[French and English by Evelyn Everett-Green]@TWC D-Link book
French and English

CHAPTER 4: Ticonderoga
16/26

The soldiers drew up and fired all along their line; but of what avail was it to fire upon an enemy they could not see, whilst they themselves were a target for the grapeshot and musketballs which swept in a deadly cross fire through their ranks?
But they would not fall back.

Headed by the Rangers, who made rapid way over the rough and encumbered ground, they pressed on, undaunted by the hail of iron about them, and inflamed to fury by the fall of their comrades around them.
It was an awful scene.

It was branded upon the memory of the survivors in characters of fire.
Fritz kept in the foremost rank, unable to understand why he was not shot down.

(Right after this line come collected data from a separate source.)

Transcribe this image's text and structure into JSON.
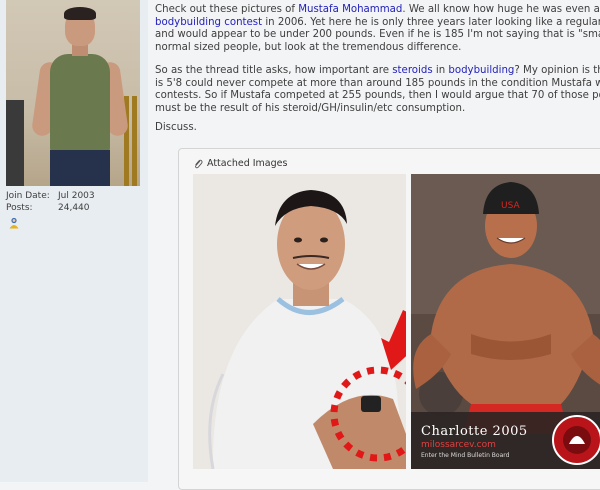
{
  "user": {
    "join_label": "Join Date:",
    "join_value": "Jul 2003",
    "posts_label": "Posts:",
    "posts_value": "24,440"
  },
  "post": {
    "p1_line1_a": "Check out these pictures of ",
    "p1_link1": "Mustafa Mohammad",
    "p1_line1_b": ". We all know how huge he was even as of",
    "p1_link2": "bodybuilding contest",
    "p1_line2_b": " in 2006. Yet here he is only three years later looking like a regular per",
    "p1_line3": "and would appear to be under 200 pounds. Even if he is 185 I'm not saying that is \"small\" c",
    "p1_line4": "normal sized people, but look at the tremendous difference.",
    "p2_line1_a": "So as the thread title asks, how important are ",
    "p2_link1": "steroids",
    "p2_line1_b": " in ",
    "p2_link2": "bodybuilding",
    "p2_line1_c": "? My opinion is that a",
    "p2_line2": "is 5'8 could never compete at more than around 185 pounds in the condition Mustafa was i",
    "p2_line3": "contests. So if Mustafa competed at 255 pounds, then I would argue that 70 of those pou",
    "p2_line4": "must be the result of his steroid/GH/insulin/etc consumption.",
    "p3": "Discuss."
  },
  "attachments": {
    "title": "Attached Images",
    "image2_caption": "Charlotte 2005",
    "image2_site": "milossarcev.com",
    "image2_tagline": "Enter the Mind Bulletin Board",
    "image2_cap_text": "USA",
    "logo_text": "KOLOSEUM GYM"
  },
  "colors": {
    "link": "#2222bb",
    "arrow_red": "#e01818",
    "background": "#f3f4f6",
    "sidebar": "#e8edf2"
  }
}
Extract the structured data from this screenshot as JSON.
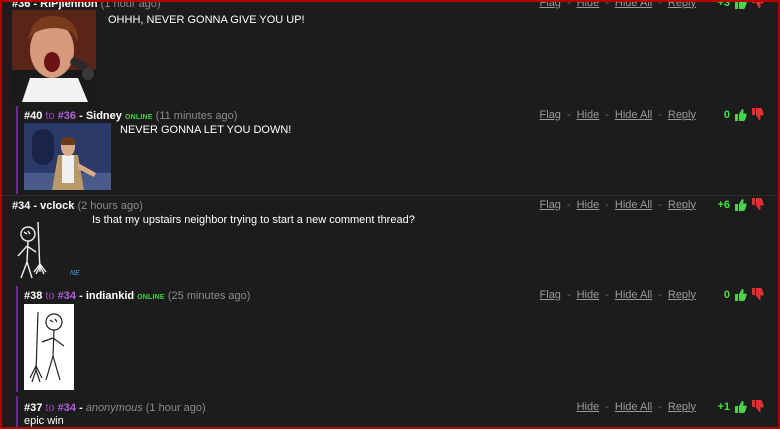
{
  "actions": {
    "flag": "Flag",
    "hide": "Hide",
    "hide_all": "Hide All",
    "reply": "Reply",
    "sep": "-"
  },
  "colors": {
    "frame": "#b80000",
    "reply_link": "#b060e0",
    "online": "#3fd43f",
    "score": "#44e044",
    "thumb_up": "#4cd24c",
    "thumb_down": "#e03030"
  },
  "comments": [
    {
      "num": "#36",
      "user": "RIPjlennon",
      "time": "(1 hour ago)",
      "text": "OHHH, NEVER GONNA GIVE YOU UP!",
      "score": "+3"
    },
    {
      "num": "#40",
      "to_word": "to",
      "to_num": "#36",
      "user": "Sidney",
      "online": "ONLINE",
      "time": "(11 minutes ago)",
      "text": "NEVER GONNA LET YOU DOWN!",
      "score": "0"
    },
    {
      "num": "#34",
      "user": "vclock",
      "time": "(2 hours ago)",
      "text": "Is that my upstairs neighbor trying to start a new comment thread?",
      "score": "+6",
      "avatar_sig": "NE"
    },
    {
      "num": "#38",
      "to_word": "to",
      "to_num": "#34",
      "user": "indiankid",
      "online": "ONLINE",
      "time": "(25 minutes ago)",
      "text": "",
      "score": "0"
    },
    {
      "num": "#37",
      "to_word": "to",
      "to_num": "#34",
      "user": "anonymous",
      "time": "(1 hour ago)",
      "text": "epic win",
      "score": "+1"
    }
  ],
  "separators": {
    "dash": " - "
  }
}
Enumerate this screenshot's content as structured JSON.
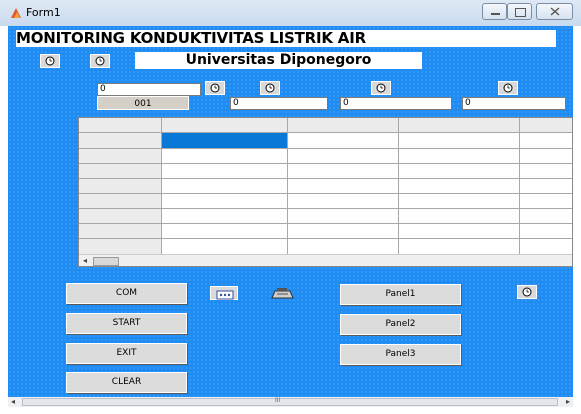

He reached the rampart, and was halfway up, when he was clutched by the hands of a man in front, who in his death agony knew not what he did, and the two rolled into the ditch together.
For a moment all was suffocation and horror.

Unwounded, but buried and battered, with his musket torn from his grasp, Fritz struggled out through the writhing heap of humanity, and saw that the head of the column had fallen back for a breathing space, though with the evident intention of re-forming and dashing again to the charge.
The firing from the rampart still continued; but Fritz made a successful dash back to the lines, and reached them in safety.